I hope Rachel is tough because a lot of people are not going to like this book. She openly expresses her doubts or disagreement of the party line positions on a whole range of issues that populate the “no man’s land” in the American culture war: gays, women in church office, pluralism, the Bible, Creation/evolution, etc. That isn’t unusual of course, but she does so with a pleading subvoice for inclusion in this community she has questioned. Communities that major in hard lines don’t usually have to think twice about how to respond to those who start to look like traitors to the cause. Others will simply dismiss the book as yet another 20 something evangelical breaking ranks for the emergent camp.

I think the book should be read in the context of the Tim Keller quote above. She speaks from a generation that is not simply going to accept the regime created to keep them compliant and they know they don’t have to. Perhaps what is most exposed by this early memoir is a misplaced faith the church has placed in its processes of indoctrination. Conservative Christians can speak glowingly about political liberty while saving their best tyrannies for their religious institutions. The information age has broken those tyrannies wide open and there is simply no going back for many of the sharp, literate, question asking 20 somethings like Rachel.

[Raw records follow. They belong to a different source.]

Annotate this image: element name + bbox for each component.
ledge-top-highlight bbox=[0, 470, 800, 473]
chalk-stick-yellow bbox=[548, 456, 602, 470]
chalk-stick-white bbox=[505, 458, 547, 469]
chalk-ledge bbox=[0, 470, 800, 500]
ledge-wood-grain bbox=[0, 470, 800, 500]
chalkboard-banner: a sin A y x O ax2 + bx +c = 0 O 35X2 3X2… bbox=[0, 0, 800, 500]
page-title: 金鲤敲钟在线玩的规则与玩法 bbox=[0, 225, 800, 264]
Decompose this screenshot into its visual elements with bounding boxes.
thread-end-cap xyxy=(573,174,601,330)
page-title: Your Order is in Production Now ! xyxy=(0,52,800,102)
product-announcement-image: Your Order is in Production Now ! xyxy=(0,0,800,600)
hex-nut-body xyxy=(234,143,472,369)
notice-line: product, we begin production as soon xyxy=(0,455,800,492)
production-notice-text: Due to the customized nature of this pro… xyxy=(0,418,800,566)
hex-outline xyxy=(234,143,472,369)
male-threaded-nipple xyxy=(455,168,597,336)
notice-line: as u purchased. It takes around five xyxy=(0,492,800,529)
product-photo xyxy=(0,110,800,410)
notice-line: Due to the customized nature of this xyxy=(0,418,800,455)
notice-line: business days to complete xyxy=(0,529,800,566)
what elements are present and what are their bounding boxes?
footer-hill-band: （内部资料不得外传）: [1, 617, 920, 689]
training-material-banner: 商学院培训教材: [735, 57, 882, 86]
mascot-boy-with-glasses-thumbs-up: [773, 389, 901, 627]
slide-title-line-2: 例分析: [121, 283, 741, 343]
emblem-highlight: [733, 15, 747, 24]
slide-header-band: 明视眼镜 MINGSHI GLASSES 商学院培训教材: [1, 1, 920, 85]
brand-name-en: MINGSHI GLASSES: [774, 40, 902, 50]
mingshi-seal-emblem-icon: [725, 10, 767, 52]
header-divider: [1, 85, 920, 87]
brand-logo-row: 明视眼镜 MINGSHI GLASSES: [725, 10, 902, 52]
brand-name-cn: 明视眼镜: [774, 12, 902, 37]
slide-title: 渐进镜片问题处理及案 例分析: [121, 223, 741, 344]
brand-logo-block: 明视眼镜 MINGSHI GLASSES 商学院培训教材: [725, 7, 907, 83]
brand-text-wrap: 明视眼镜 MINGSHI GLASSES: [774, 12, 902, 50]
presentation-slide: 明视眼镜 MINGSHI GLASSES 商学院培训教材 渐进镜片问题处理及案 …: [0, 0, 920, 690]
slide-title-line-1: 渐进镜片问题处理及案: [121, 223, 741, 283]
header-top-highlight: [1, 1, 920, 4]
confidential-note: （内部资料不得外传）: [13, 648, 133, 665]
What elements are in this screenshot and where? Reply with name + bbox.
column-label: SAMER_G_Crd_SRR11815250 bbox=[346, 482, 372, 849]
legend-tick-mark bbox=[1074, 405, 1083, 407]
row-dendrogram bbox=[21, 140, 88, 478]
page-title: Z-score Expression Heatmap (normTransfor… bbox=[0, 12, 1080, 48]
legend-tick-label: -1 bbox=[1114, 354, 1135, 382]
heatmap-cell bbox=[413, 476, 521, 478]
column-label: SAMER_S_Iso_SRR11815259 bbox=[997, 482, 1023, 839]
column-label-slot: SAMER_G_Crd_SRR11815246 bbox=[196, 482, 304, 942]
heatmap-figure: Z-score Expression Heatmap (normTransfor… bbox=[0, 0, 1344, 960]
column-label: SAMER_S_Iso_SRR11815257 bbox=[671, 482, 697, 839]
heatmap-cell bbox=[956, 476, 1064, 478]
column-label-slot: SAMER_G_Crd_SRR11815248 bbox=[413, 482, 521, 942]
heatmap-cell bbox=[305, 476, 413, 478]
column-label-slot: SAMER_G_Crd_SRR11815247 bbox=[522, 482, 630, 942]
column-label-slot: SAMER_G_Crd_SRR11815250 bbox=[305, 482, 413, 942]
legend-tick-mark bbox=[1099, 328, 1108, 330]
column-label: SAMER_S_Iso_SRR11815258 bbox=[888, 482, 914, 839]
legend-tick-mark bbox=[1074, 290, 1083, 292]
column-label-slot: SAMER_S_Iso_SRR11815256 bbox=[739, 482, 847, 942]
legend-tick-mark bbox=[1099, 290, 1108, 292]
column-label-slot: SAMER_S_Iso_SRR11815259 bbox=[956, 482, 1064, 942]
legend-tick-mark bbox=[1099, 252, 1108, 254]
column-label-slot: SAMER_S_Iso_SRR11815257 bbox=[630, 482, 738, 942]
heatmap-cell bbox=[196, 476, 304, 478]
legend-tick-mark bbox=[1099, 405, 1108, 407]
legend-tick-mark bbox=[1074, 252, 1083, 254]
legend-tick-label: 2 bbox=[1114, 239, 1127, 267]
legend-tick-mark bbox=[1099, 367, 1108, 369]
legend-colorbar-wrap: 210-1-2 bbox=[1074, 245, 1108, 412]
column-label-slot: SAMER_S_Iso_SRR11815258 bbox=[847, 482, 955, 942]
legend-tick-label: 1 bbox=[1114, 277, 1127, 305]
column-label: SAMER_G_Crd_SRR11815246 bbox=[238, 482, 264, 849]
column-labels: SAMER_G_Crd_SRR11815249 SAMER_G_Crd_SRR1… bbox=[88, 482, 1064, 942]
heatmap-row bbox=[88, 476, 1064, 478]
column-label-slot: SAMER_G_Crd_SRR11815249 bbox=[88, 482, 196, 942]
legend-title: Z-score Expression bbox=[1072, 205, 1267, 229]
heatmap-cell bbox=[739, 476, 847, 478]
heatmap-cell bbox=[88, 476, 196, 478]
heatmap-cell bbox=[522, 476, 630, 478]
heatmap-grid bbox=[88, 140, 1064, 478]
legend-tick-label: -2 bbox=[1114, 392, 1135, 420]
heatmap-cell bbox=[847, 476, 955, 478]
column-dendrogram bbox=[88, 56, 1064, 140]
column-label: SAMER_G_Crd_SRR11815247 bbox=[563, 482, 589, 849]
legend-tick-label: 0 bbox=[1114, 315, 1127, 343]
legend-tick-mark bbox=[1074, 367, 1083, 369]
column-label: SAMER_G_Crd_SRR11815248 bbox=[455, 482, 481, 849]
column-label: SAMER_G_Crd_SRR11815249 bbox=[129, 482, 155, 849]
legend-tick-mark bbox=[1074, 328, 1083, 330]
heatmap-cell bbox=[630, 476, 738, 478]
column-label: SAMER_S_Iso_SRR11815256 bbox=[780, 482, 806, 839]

Can traditional Christian orthodoxy find a new winsome identity in the public market place of ideas despite yet another generation that has felt itself poorly treated by some of its keepers?

Rachel I think speaks for a generation within her subculture when she writes “doubt is the mechanism by which faith evolves”. One of my favorite chapters was a brief one where she describes her husband fixing up and flipping a house and repeatedly admonishing her to “respect the process”. These are words of wisdom for an older generation of anxious parents worried by where and how their children will land.

How will this book be used? I think it will bring comfort to a lot of young women who are haunted by what Rachel brings forward and won’t feel as frightened or alone because of her book. Most of what I hear her pushing against I have heard in the voices of many others like her. Anxious church leaders that simply can’t see why their formulas for next generational compliance are falling short might want to listen carefully to her story.

Our projects and programs for inviting next generations into the faith should never replace our faith in the one who calls them. Vital to this transference is the full and free appropriation of the faith which is always a scary process. Twenty years from now Rachel may be writing another book about her daughter’s doubts about Rachel’s questions and answers. Central is our Lord’s generational missionary enterprise is the kind of anxious questioning known to every praying Christian.